In 2000, the growth of the CPC was almost halted when the Health Care Finance Administration (HCFA) created a new policy that observation services in the emergency room were not going to be reimbursed. The Society of Chest Pain Centers and the American College of Cardiology (ACC), American Heart Association (AHA), American Medical Association (AMA), American College of Physicians (ACP) and the American Society of Nuclear Cardiology (ASNC) met with the HCFA in order to petition to have this rule overturned and, in 2001, they were successful. After the ruling was reversed, HCFA administrators requested additional information in order to discern “Accredited” facilities from those that used this phrase as a marketing term.
Implementation of Accreditation Process
In 2001, the Society of Chest Pain Centers established an accreditation committee to set up an Accreditation Process of Improvement for Hospitals with Chest Pain Centers. The Accreditation Process was based on the “Eight Key Elements of a Chest Pain Center” previously published in the American Journal of Cardiology.

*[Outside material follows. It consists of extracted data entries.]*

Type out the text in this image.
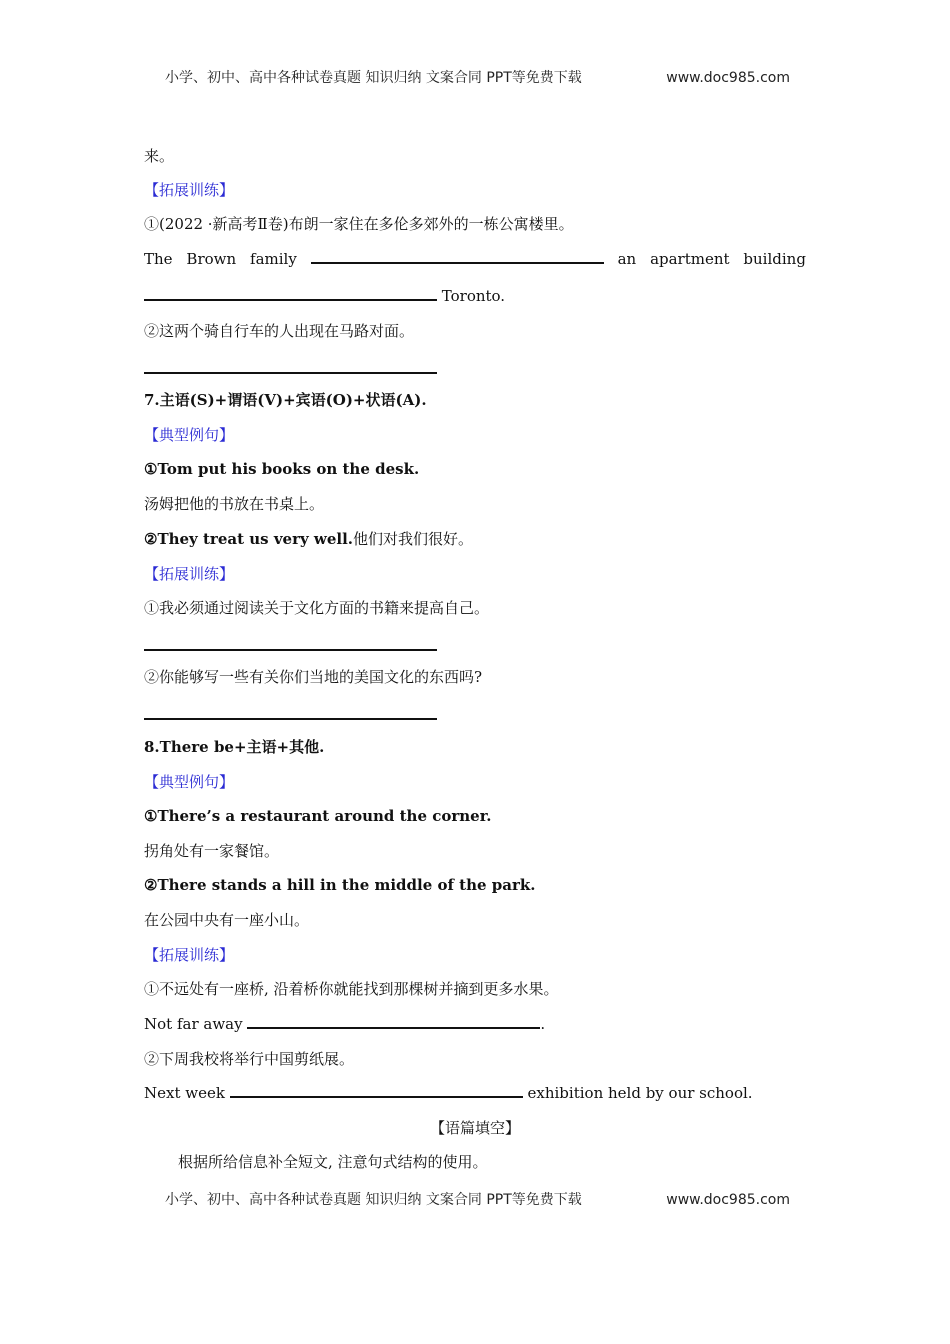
小学、初中、高中各种试卷真题 知识归纳 文案合同 PPT等免费下载	www.doc985.com
来。
【拓展训练】
①(2022 ·新高考Ⅱ卷)布朗一家住在多伦多郊外的一栋公寓楼里。
The Brown family	an apartment building
Toronto.
②这两个骑自行车的人出现在马路对面。
7.主语(S)+谓语(V)+宾语(O)+状语(A).
【典型例句】
①Tom put his books on the desk.
汤姆把他的书放在书桌上。
②They treat us very well.他们对我们很好。
【拓展训练】
①我必须通过阅读关于文化方面的书籍来提高自己。
②你能够写一些有关你们当地的美国文化的东西吗?
8.There be+主语+其他.
【典型例句】
①There’s a restaurant around the corner.
拐角处有一家餐馆。
②There stands a hill in the middle of the park.
在公园中央有一座小山。
【拓展训练】
①不远处有一座桥, 沿着桥你就能找到那棵树并摘到更多水果。
Not far away	.
②下周我校将举行中国剪纸展。
Next week	exhibition held by our school.
【语篇填空】
根据所给信息补全短文, 注意句式结构的使用。
小学、初中、高中各种试卷真题 知识归纳 文案合同 PPT等免费下载	www.doc985.com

- The Eight Key Elements include
- Community Education and Early Heart Attack Care
- Emergency Department Integration with the EMS
- Emergency Assessment of Patients with Symptoms of ACS – Timely Diagnosis and Treatment of ACS
- Assessment of Patients with Low Risk for ACS and No Assignable Cause for Their Symptoms
- Process Improvement
- Personnel, Competencies and Training
- Organizational Structure and Commitment
- Functional Facility Design
After a hospital becomes accredited, the process cycle for improvement must be documented every three years in order to maintain active accreditation status. The Society of Chest Pain Centers process improvement accreditation and certification programs include:
- Chest Pain Center Accreditation
- Heart Failure Accreditation
- Atrial Fibrillation (AFib) Accreditation
- Certified Chest Pain Coordinator Program
As of March 18, 2015, the Society of Cardiovascular Patient Care has granted 1,026 Chest Pain Center, Atrial Fibrillation, or Heart Failure Accreditations.

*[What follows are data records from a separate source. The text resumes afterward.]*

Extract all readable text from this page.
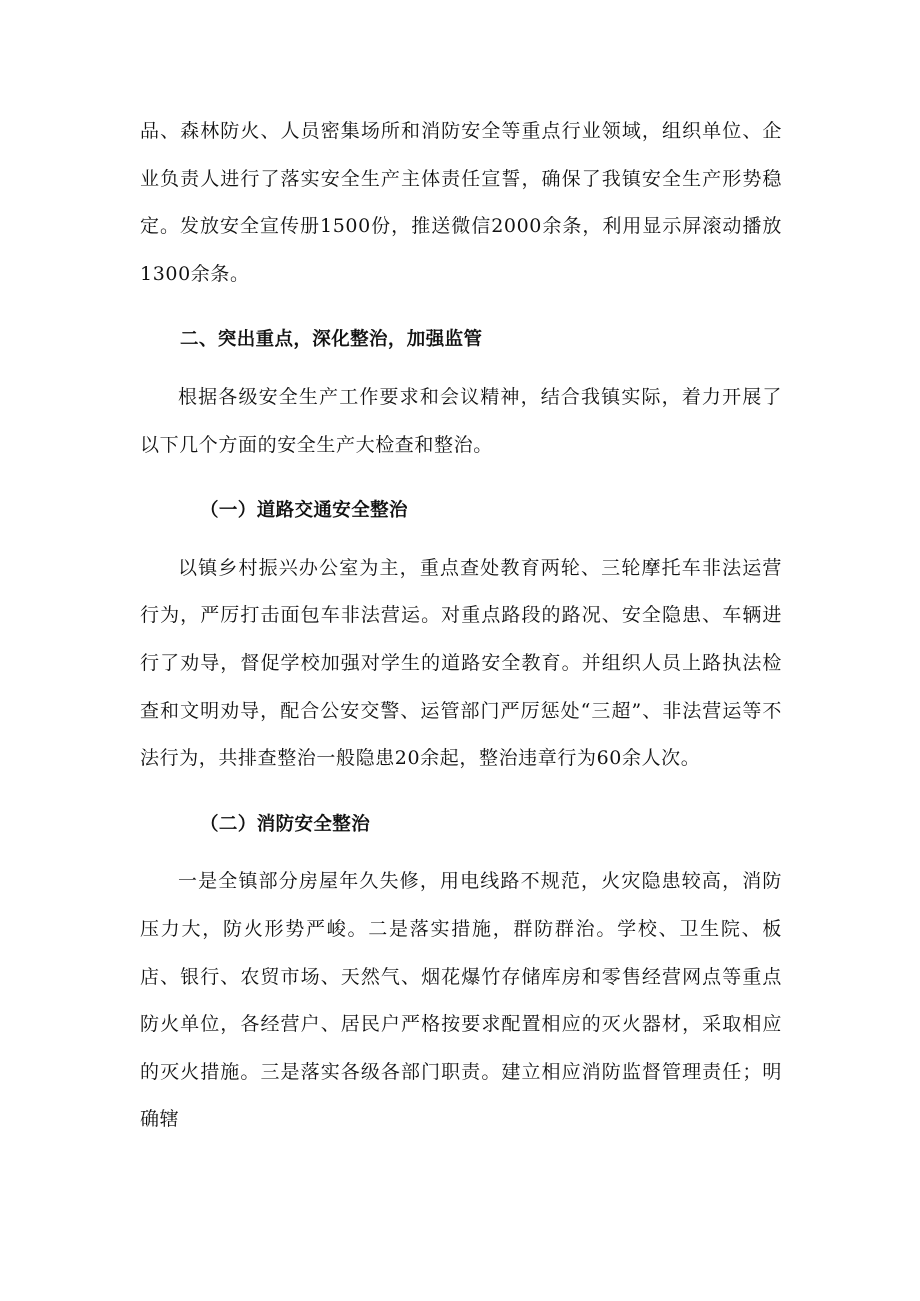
品、森林防火、人员密集场所和消防安全等重点行业领域，组织单位、企业负责人进行了落实安全生产主体责任宣誓，确保了我镇安全生产形势稳定。发放安全宣传册1500份，推送微信2000余条，利用显示屏滚动播放1300余条。

二、突出重点，深化整治，加强监管

根据各级安全生产工作要求和会议精神，结合我镇实际，着力开展了以下几个方面的安全生产大检查和整治。

（一）道路交通安全整治

以镇乡村振兴办公室为主，重点查处教育两轮、三轮摩托车非法运营行为，严厉打击面包车非法营运。对重点路段的路况、安全隐患、车辆进行了劝导，督促学校加强对学生的道路安全教育。并组织人员上路执法检查和文明劝导，配合公安交警、运管部门严厉惩处“三超”、非法营运等不法行为，共排查整治一般隐患20余起，整治违章行为60余人次。

（二）消防安全整治

一是全镇部分房屋年久失修，用电线路不规范，火灾隐患较高，消防压力大，防火形势严峻。二是落实措施，群防群治。学校、卫生院、板店、银行、农贸市场、天然气、烟花爆竹存储库房和零售经营网点等重点防火单位，各经营户、居民户严格按要求配置相应的灭火器材，采取相应的灭火措施。三是落实各级各部门职责。建立相应消防监督管理责任；明确辖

Early Heart Attack Care and Community Education
In addition to accreditation and process improvement for hospitals, the Society of Chest Pain Centers utilizes outreach communication to inform the medical community and the community at large about Early Heart Attack Care (EHAC). Developed in 1985, this education is shared worldwide to help people recognize the early signs in order to prevent a heart attack from occurring in themselves or others. In the event of a heart attack, early detection can also prevent extensive damage to the affected heart muscle. Early Heart Attack Care education identifies the early symptoms of a heart attack so that people can receive medical care as soon as possible. Symptoms can include:
- Mild chest pressure, squeezing or discomfort
- Pain that travels down one or both arms
- Jaw pain
- Back pain
- Shortness of breath
- Feeling of fullness
The EHAC initiative originally started in 1985 at St. Agnes Hospital. As part of this initiative to educate the medical community and the community at large, the initiative includes a web-based tool called Deputy Heart Attack. Deputy Heart Attack provides an educational course on spotting a heart attack and providing the timely medical care. After the course and a small test, a person who successfully passes the course becomes “Deputized” in EHAC. [Link] As part of the deputizing process, the user must adhere to the EHAC Oath, “I understand that heart attacks have beginnings and, on occasion, signs of an impending heart attack may include chest discomfort, shortness of breath, shoulder and/or arm pain, and weakness. These may occur hours or weeks before the actual heart attack. I solemnly swear that if it happens to me or anyone I know, I will call 9-1-1 or activate our Emergency Medical Services.”
In May 2012, SCPC expands educational resources to the public at large by releasing BestHeartHospital App for Apple and Android platforms that can be downloaded directly to a phone, tablet or computer. This app allows patients to view accredited facilities in their area.